In some use cases you may be interested in figuring out which attribute(s) is important to predict a given label. This attribute performance can be a result by itself, because it can tell you what reasons make someone or something behave in this way. In this article we will discuss common techniques to find these feature weights.
One of the most used methods to find an attribute importance is to use a statistical measure to define importance. Often used measures are Correlation, Gini Index or Information gain. In RapidMiner you can calculate these values using the Weight by Operators.
The resulting object is a weight vector. The weight vector is the central object for all feature weightening operations. If we have a look at it, it looks like this:
There are two operators which are important for the use of weight objects. Weights to Data converts this table into an example set. This can then be exported into Excel or a database.
Select by Weights allows you to select attributes using this weights. You can for example select attributes only having higher weights than 0.1 or take the k top ones.
Including Non Linear Attributes and Combinations
The Filter methods above have the problem to not incorperate non-linearities. A technique to overcome this is to generate non-linear combinations of the same attribute. The operator Generate Function Set can be used to generate things like pow(Age,2) or sqrt(Age) and combination between these. This operator is usually combined with Rename by Construction to get readable names.
Another known issue with the filter methods are dependencies between the variables. If you data set contains Age, 2xAge,3xAge and 4xAge all of them might get a hight feature weight. A technique which overcomes this issue would be MRMR. MRMR is included in RapidMiner's Feature Selection Extension.

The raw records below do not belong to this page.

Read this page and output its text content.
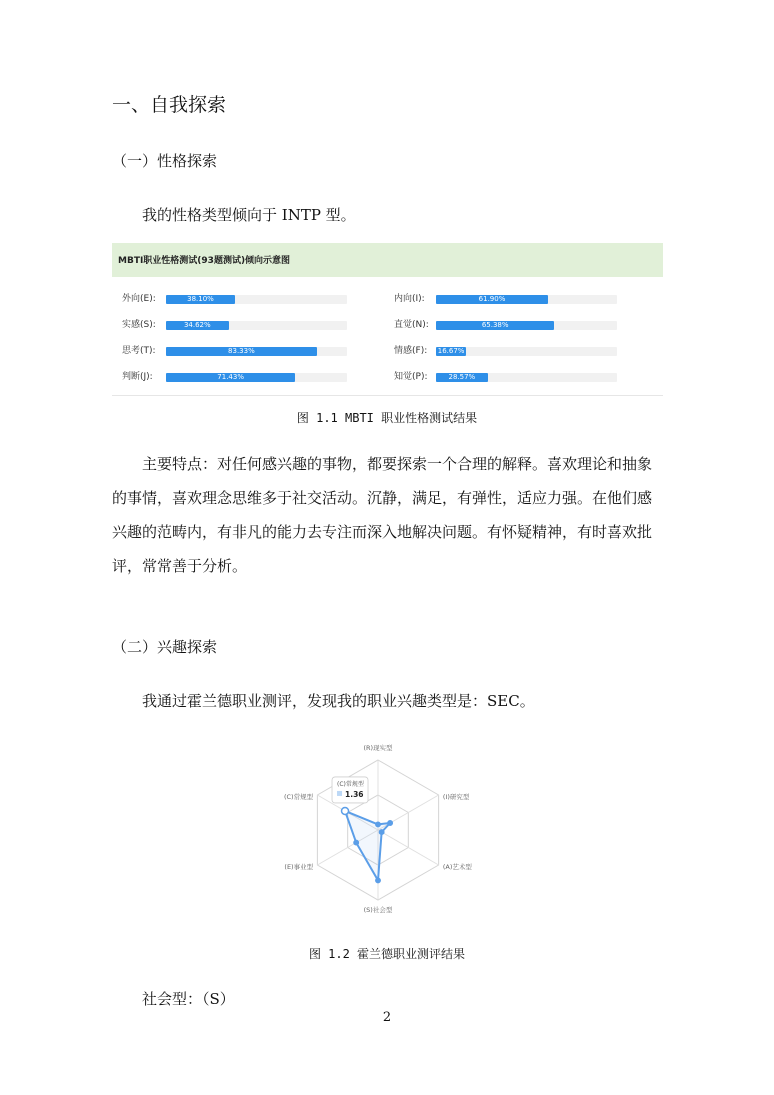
一、自我探索
（一）性格探索
我的性格类型倾向于 INTP 型。
MBTI职业性格测试(93题测试)倾向示意图
外向(E):	38.10%
实感(S):	34.62%
思考(T):	83.33%
判断(J):	71.43%
内向(I):	61.90%
直觉(N):	65.38%
情感(F): 16.67%
知觉(P):	28.57%
图 1.1 MBTI 职业性格测试结果
主要特点：对任何感兴趣的事物，都要探索一个合理的解释。喜欢理论和抽象的事情，喜欢理念思维多于社交活动。沉静，满足，有弹性，适应力强。在他们感兴趣的范畴内，有非凡的能力去专注而深入地解决问题。有怀疑精神，有时喜欢批评，常常善于分析。
（二）兴趣探索
我通过霍兰德职业测评，发现我的职业兴趣类型是：SEC。
(R)现实型
(I)研究型
(A)艺术型
(S)社会型
(E)事业型
(C)常规型
(C)常规型
1.36
图 1.2 霍兰德职业测评结果
社会型：（S）
2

Model Based Feature Weights
Another way to get feature weights is to use a model. Some models are able to provide a weight vector by themselves. These values are telling you how important an attribute was for the learner itself. The concrete calculation scheme is different for all learners. Weight vectors are provided by these opertors:
Generalized Linear Model
Gradient Boosted Tree
Support Vector Machine (only with linear kernel)
Logistic Regression (SVM)
It is generally advisable to tune the parameters (and choice) of these operators for a maximal prediction accuracy before taking the weights.
A special case is the Random Forest operator. A Random Forest model can be feeded into a Weight By Tree Importance operator to get a feature weight.
Feature Selection Methods
Besides Feature Weighting you can also use a Feature Selection Techniques. The difference is, that you only get a weight vector with 1 if it in the set of chosen attributes and a 0 if it is not in. The most common techniques for this are also wrapper methods namely Forward Selection and Backwards Elemination.
Polynominal Classification Problems and Clustering
In polynominal Classification problems it is often useful to do this in a one vs all fashion. This answers the question "what makes group A different from all the other"? A variation of this method includes to apply it on cluster labels to get cluster descriptions.
Evolutionary Feature Generation
Another sophistacted approach to incorparate non-linearities and also interaction terms (e.g. find a dependency like sqrt(age-weight)) is to use a evolutionary feature generation approach. The operators in RapidMiner are Yagga and Yagga2. Please have a look at the operator Info for more details.
Instead of generation a general feature weight you can also find individual dependencies for a single example. In this case you would vary the variables in an example and check the influence predicted by your model. A common use case is to check wether its worth to call a customer or not by checking his individual scoring result with and without a call.